Tagliati per la parte

(Händel, Rinaldo, «Venti, turbini»)

I divi del cinema sono strapagati, per non parlare dei calciatori. Ma, facendo le debite proporzioni, forse il record assoluto spetta ad una categoria molto particolare dei cantanti d’opera: i castrati. Pratica illegale, oggi come nel Settecento. Ma anche allora, come suol dirsi, eravamo in Italia, e in qualche modo si riusciva a fare. L’operazione veniva effettuata prima che avvenisse la muta della voce per cui il ragazzo crescendo manteneva il timbro e l’estensione di un bambino ma con una straordinaria potenza.
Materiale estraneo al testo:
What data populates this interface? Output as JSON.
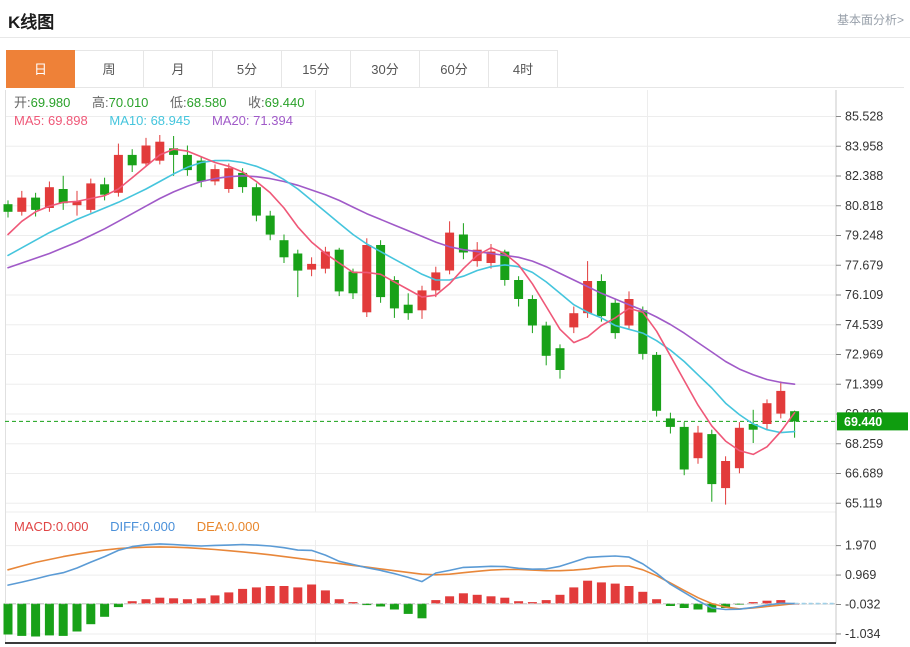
{
  "header": {
    "title": "K线图",
    "link": "基本面分析>"
  },
  "tabs": {
    "items": [
      {
        "label": "日",
        "active": true
      },
      {
        "label": "周",
        "active": false
      },
      {
        "label": "月",
        "active": false
      },
      {
        "label": "5分",
        "active": false
      },
      {
        "label": "15分",
        "active": false
      },
      {
        "label": "30分",
        "active": false
      },
      {
        "label": "60分",
        "active": false
      },
      {
        "label": "4时",
        "active": false
      }
    ]
  },
  "info": {
    "open_label": "开:",
    "open": "69.980",
    "high_label": "高:",
    "high": "70.010",
    "low_label": "低:",
    "low": "68.580",
    "close_label": "收:",
    "close": "69.440"
  },
  "ma": {
    "ma5_label": "MA5:",
    "ma5": "69.898",
    "ma10_label": "MA10:",
    "ma10": "68.945",
    "ma20_label": "MA20:",
    "ma20": "71.394"
  },
  "macd_info": {
    "macd_label": "MACD:",
    "macd": "0.000",
    "diff_label": "DIFF:",
    "diff": "0.000",
    "dea_label": "DEA:",
    "dea": "0.000"
  },
  "price_tag": "69.440",
  "colors": {
    "up": "#e23b3b",
    "down": "#18a118",
    "badge": "#0f9d0f",
    "tab_active": "#ee8138",
    "ma5": "#ef5878",
    "ma10": "#45c5dd",
    "ma20": "#a05ac8",
    "diff_line": "#5b9bd5",
    "dea_line": "#e8873a",
    "grid": "#ededed",
    "axis_text": "#333333",
    "dashed_price": "#18a118"
  },
  "chart_data": {
    "type": "candlestick+macd",
    "main": {
      "y_tick_labels": [
        "85.528",
        "83.958",
        "82.388",
        "80.818",
        "79.248",
        "77.679",
        "76.109",
        "74.539",
        "72.969",
        "71.399",
        "69.830",
        "68.259",
        "66.689",
        "65.119"
      ],
      "last_price": 69.44,
      "candles_ohlc": [
        [
          80.9,
          81.1,
          80.2,
          80.5
        ],
        [
          80.5,
          81.6,
          80.3,
          81.25
        ],
        [
          81.25,
          81.5,
          80.25,
          80.6
        ],
        [
          80.7,
          82.1,
          80.5,
          81.8
        ],
        [
          81.7,
          82.4,
          80.6,
          80.95
        ],
        [
          80.85,
          81.6,
          80.3,
          81.05
        ],
        [
          80.6,
          82.25,
          80.45,
          82.0
        ],
        [
          81.95,
          82.3,
          81.1,
          81.4
        ],
        [
          81.5,
          84.1,
          81.3,
          83.5
        ],
        [
          83.5,
          83.8,
          82.6,
          82.95
        ],
        [
          83.05,
          84.4,
          82.9,
          84.0
        ],
        [
          83.2,
          84.55,
          83.0,
          84.2
        ],
        [
          83.85,
          84.5,
          82.4,
          83.5
        ],
        [
          83.5,
          84.0,
          82.4,
          82.7
        ],
        [
          83.2,
          83.4,
          81.8,
          82.1
        ],
        [
          82.1,
          83.0,
          81.9,
          82.75
        ],
        [
          81.7,
          83.05,
          81.5,
          82.8
        ],
        [
          82.55,
          82.8,
          81.5,
          81.8
        ],
        [
          81.8,
          82.0,
          80.0,
          80.3
        ],
        [
          80.3,
          80.55,
          79.0,
          79.3
        ],
        [
          79.0,
          79.3,
          77.8,
          78.1
        ],
        [
          78.3,
          78.5,
          76.0,
          77.4
        ],
        [
          77.45,
          78.1,
          77.1,
          77.75
        ],
        [
          77.5,
          78.65,
          77.25,
          78.4
        ],
        [
          78.5,
          78.6,
          76.05,
          76.3
        ],
        [
          77.35,
          77.5,
          75.9,
          76.2
        ],
        [
          75.2,
          79.1,
          74.95,
          78.75
        ],
        [
          78.75,
          79.0,
          75.7,
          76.0
        ],
        [
          76.9,
          77.1,
          74.9,
          75.4
        ],
        [
          75.6,
          76.2,
          74.8,
          75.15
        ],
        [
          75.3,
          76.6,
          74.85,
          76.35
        ],
        [
          76.35,
          77.6,
          76.0,
          77.3
        ],
        [
          77.4,
          80.0,
          77.2,
          79.4
        ],
        [
          79.3,
          79.9,
          78.0,
          78.35
        ],
        [
          77.9,
          78.9,
          77.6,
          78.5
        ],
        [
          77.8,
          78.8,
          77.5,
          78.4
        ],
        [
          78.4,
          78.5,
          76.6,
          76.9
        ],
        [
          76.9,
          77.1,
          75.5,
          75.9
        ],
        [
          75.9,
          76.1,
          74.1,
          74.5
        ],
        [
          74.5,
          74.7,
          72.4,
          72.9
        ],
        [
          73.3,
          73.5,
          71.7,
          72.15
        ],
        [
          74.4,
          75.5,
          74.1,
          75.15
        ],
        [
          75.15,
          77.9,
          74.9,
          76.85
        ],
        [
          76.85,
          77.2,
          74.7,
          75.0
        ],
        [
          75.7,
          75.9,
          73.8,
          74.1
        ],
        [
          74.5,
          76.3,
          74.3,
          75.9
        ],
        [
          75.3,
          75.5,
          72.7,
          73.0
        ],
        [
          72.95,
          73.1,
          69.7,
          70.0
        ],
        [
          69.6,
          69.9,
          68.8,
          69.15
        ],
        [
          69.15,
          69.4,
          66.6,
          66.9
        ],
        [
          67.5,
          69.2,
          67.2,
          68.85
        ],
        [
          68.77,
          69.0,
          65.2,
          66.13
        ],
        [
          65.92,
          67.6,
          65.05,
          67.35
        ],
        [
          66.97,
          69.4,
          66.7,
          69.1
        ],
        [
          69.3,
          70.05,
          68.3,
          69.0
        ],
        [
          69.3,
          70.6,
          69.0,
          70.4
        ],
        [
          69.85,
          71.55,
          69.6,
          71.05
        ],
        [
          69.98,
          70.01,
          68.58,
          69.44
        ]
      ],
      "ma5": [
        79.3,
        80.0,
        80.5,
        80.8,
        81.0,
        81.05,
        81.2,
        81.35,
        81.7,
        82.3,
        82.9,
        83.5,
        83.8,
        83.7,
        83.4,
        83.1,
        82.9,
        82.6,
        82.1,
        81.5,
        80.7,
        79.7,
        78.9,
        78.3,
        77.8,
        77.3,
        77.3,
        77.2,
        76.8,
        76.4,
        76.0,
        76.1,
        76.7,
        77.5,
        78.2,
        78.6,
        78.3,
        77.7,
        76.7,
        75.5,
        74.3,
        73.6,
        73.9,
        74.5,
        74.9,
        75.4,
        75.2,
        74.2,
        72.9,
        71.6,
        70.3,
        69.2,
        68.4,
        67.9,
        67.7,
        68.1,
        68.9,
        69.9
      ],
      "ma10": [
        78.2,
        78.6,
        79.0,
        79.4,
        79.75,
        80.1,
        80.4,
        80.7,
        81.0,
        81.35,
        81.7,
        82.1,
        82.5,
        82.85,
        83.1,
        83.2,
        83.2,
        83.1,
        82.9,
        82.6,
        82.2,
        81.7,
        81.1,
        80.5,
        79.9,
        79.3,
        78.8,
        78.4,
        78.0,
        77.6,
        77.2,
        76.9,
        76.9,
        77.1,
        77.4,
        77.6,
        77.7,
        77.6,
        77.3,
        76.8,
        76.2,
        75.6,
        75.2,
        74.9,
        74.5,
        74.3,
        74.1,
        73.7,
        73.2,
        72.6,
        71.9,
        71.2,
        70.4,
        69.8,
        69.3,
        69.0,
        68.85,
        68.9
      ],
      "ma20": [
        77.55,
        77.8,
        78.05,
        78.3,
        78.6,
        78.9,
        79.25,
        79.6,
        80.0,
        80.4,
        80.8,
        81.2,
        81.55,
        81.85,
        82.1,
        82.25,
        82.35,
        82.4,
        82.35,
        82.25,
        82.1,
        81.9,
        81.65,
        81.4,
        81.1,
        80.75,
        80.4,
        80.1,
        79.8,
        79.5,
        79.2,
        78.9,
        78.65,
        78.5,
        78.4,
        78.3,
        78.2,
        78.1,
        77.9,
        77.6,
        77.25,
        76.9,
        76.55,
        76.2,
        75.9,
        75.6,
        75.3,
        74.95,
        74.55,
        74.1,
        73.6,
        73.1,
        72.6,
        72.2,
        71.9,
        71.65,
        71.5,
        71.4
      ]
    },
    "macd": {
      "y_tick_labels": [
        "1.970",
        "0.969",
        "-0.032",
        "-1.034"
      ],
      "hist": [
        -1.05,
        -1.1,
        -1.12,
        -1.08,
        -1.1,
        -0.95,
        -0.7,
        -0.45,
        -0.12,
        0.08,
        0.15,
        0.2,
        0.18,
        0.15,
        0.18,
        0.28,
        0.38,
        0.5,
        0.55,
        0.6,
        0.6,
        0.55,
        0.65,
        0.45,
        0.15,
        0.05,
        -0.05,
        -0.1,
        -0.2,
        -0.35,
        -0.5,
        0.12,
        0.25,
        0.35,
        0.3,
        0.25,
        0.2,
        0.08,
        0.05,
        0.12,
        0.3,
        0.55,
        0.78,
        0.72,
        0.68,
        0.6,
        0.4,
        0.15,
        -0.08,
        -0.15,
        -0.2,
        -0.3,
        -0.15,
        -0.02,
        0.05,
        0.1,
        0.12,
        0.0
      ],
      "diff": [
        0.63,
        0.73,
        0.84,
        0.96,
        1.05,
        1.21,
        1.41,
        1.6,
        1.81,
        1.94,
        2.0,
        2.03,
        2.01,
        1.98,
        1.96,
        1.98,
        1.99,
        2.01,
        1.99,
        1.96,
        1.9,
        1.82,
        1.81,
        1.65,
        1.44,
        1.33,
        1.22,
        1.13,
        1.02,
        0.89,
        0.75,
        1.04,
        1.13,
        1.23,
        1.25,
        1.27,
        1.26,
        1.2,
        1.17,
        1.18,
        1.27,
        1.42,
        1.57,
        1.6,
        1.62,
        1.58,
        1.35,
        1.03,
        0.66,
        0.38,
        0.1,
        -0.15,
        -0.2,
        -0.19,
        -0.13,
        -0.05,
        0.01,
        0.0
      ],
      "dea": [
        1.15,
        1.28,
        1.4,
        1.5,
        1.6,
        1.68,
        1.76,
        1.82,
        1.87,
        1.9,
        1.92,
        1.93,
        1.92,
        1.9,
        1.87,
        1.84,
        1.8,
        1.76,
        1.71,
        1.66,
        1.6,
        1.54,
        1.48,
        1.42,
        1.36,
        1.3,
        1.24,
        1.18,
        1.12,
        1.06,
        1.0,
        0.98,
        1.0,
        1.05,
        1.1,
        1.14,
        1.16,
        1.16,
        1.14,
        1.12,
        1.12,
        1.14,
        1.18,
        1.24,
        1.28,
        1.28,
        1.15,
        0.95,
        0.7,
        0.45,
        0.2,
        0.0,
        -0.12,
        -0.18,
        -0.15,
        -0.1,
        -0.05,
        0.0
      ]
    }
  }
}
Un risultato musicalmente strepitoso. Oggi per dei cantanti “normali” eseguire quelle musiche è di un’estrema difficoltà. Sentiamoci “Venti, turbini, prestate”, un’aria piena di swing per castrato dal Rinaldo di Georg Friedrich Händel scritta nel 1711. Con Le Concert d’Astrée diretto da Emmanuelle Haïm canta il bravissimo controtenore francese Philippe Jaroussky. È uno dei migliori interpreti in circolazione. Gli hanno addirittura dedicato un asteroide…

È un concerto dal vivo, quindi niente trucchi elettronici. Il fagottista fa fatica a stargli dietro e, ovviamente, Philippe è ancora tutto intero.

Viva l’opera, viva il Teatro, viva il Baretti.